So this is not a review. This book made me feel far to emotional to even think about thinking critically about it. So this is just a waffle about how it made me feel and mental health in general, particularly social anxiety so feel free to just not read!
I haven’t even run it through CAWPILE but I knew I couldn’t give it anything less than five stars. It was incredible. Solitaire was the first novel I read from Oseman but I had read Heartstopper Volume 1 the day previously which is what made me take this one straight off my shelf to read.
“I don’t ever remember not being serious. As far as I’m concerned, I came out of the womb spouting cynicism and wishing for rain.”
My name is Tori Spring, I like to sleep and I like to blog. Last year I had friends. Things were very different, I guess, but that’s all over now. Now there’s Solitaire. And Michael Holden. I don’t know what Solitaire are trying to do. And I don’t care about Michael Holden. I really don’t.
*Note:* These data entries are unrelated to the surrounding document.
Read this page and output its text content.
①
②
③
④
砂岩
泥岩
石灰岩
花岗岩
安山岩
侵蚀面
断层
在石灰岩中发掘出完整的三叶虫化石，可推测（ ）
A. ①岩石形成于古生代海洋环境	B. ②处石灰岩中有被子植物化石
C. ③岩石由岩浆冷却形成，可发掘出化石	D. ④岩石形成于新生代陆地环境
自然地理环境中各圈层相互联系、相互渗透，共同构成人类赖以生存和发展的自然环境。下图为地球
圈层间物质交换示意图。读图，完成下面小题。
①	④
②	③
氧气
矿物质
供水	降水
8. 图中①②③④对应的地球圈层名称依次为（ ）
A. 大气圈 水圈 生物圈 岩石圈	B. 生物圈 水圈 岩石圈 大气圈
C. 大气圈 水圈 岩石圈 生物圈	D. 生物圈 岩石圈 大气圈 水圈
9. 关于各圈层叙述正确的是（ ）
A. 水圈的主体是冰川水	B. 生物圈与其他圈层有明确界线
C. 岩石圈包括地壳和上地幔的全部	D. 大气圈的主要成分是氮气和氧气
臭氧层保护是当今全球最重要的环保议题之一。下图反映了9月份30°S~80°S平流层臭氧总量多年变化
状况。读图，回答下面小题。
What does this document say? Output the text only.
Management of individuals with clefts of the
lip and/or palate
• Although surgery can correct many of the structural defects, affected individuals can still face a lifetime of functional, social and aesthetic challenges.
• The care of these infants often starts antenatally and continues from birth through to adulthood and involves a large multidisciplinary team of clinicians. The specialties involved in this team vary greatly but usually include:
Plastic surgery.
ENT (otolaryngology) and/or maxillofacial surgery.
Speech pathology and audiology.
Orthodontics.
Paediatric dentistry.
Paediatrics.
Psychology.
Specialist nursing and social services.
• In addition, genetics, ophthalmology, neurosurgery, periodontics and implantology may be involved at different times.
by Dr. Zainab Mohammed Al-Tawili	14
Even though I’m 31 and Tori is obviously a teenager I felt like I identified with her thought processes far too much. A lot of them time, after she speaks to another character, she then calls herself an idiot in her head. Which is pretty much what I do every time I speak out loud.
This, I know, stems from my own experiences at school. Every time I would speak out loud in a group I would then be mocked. Which made me learn it is better to not to talk. Also, I could never trust if someone would actually want to talk to me because quite often one of the ‘popular’ kids would say hi to me and then their friends would fall about laughing because it was all a massive joke.
Which has resulted in social anxiety as an adult. I always think I’m either boring people when I talk, that I’ve said something to offend them, or that they’re going to think I’ve said something really stupid and will be mocking me.
Yes, I am single, because dating when you’re constantly thinking those things is really hard. I’m also constantly thinking I like my friends more than they like me and that I’m just a burden to them. I joined bookstagram a year ago and I still haven’t managed to make any proper friendships on there. I see people who joined at the same time as me having made all these friends and I still find it hard to message people because I think that I’m just wasting their time.
Does anyone else feel like this or is it just me? I do feel like I fail at being a human person sometimes!
After I finished reading Solitaire (and after crying for quite a bit) I was in a funk for quite a few hours because reading it had brought up all these issues that I try and keep buried deep down.
So, it was hard to read but it was also excellent and I am now going to get my hands on every thing she’s written even at the risk of becoming an emotional wreck.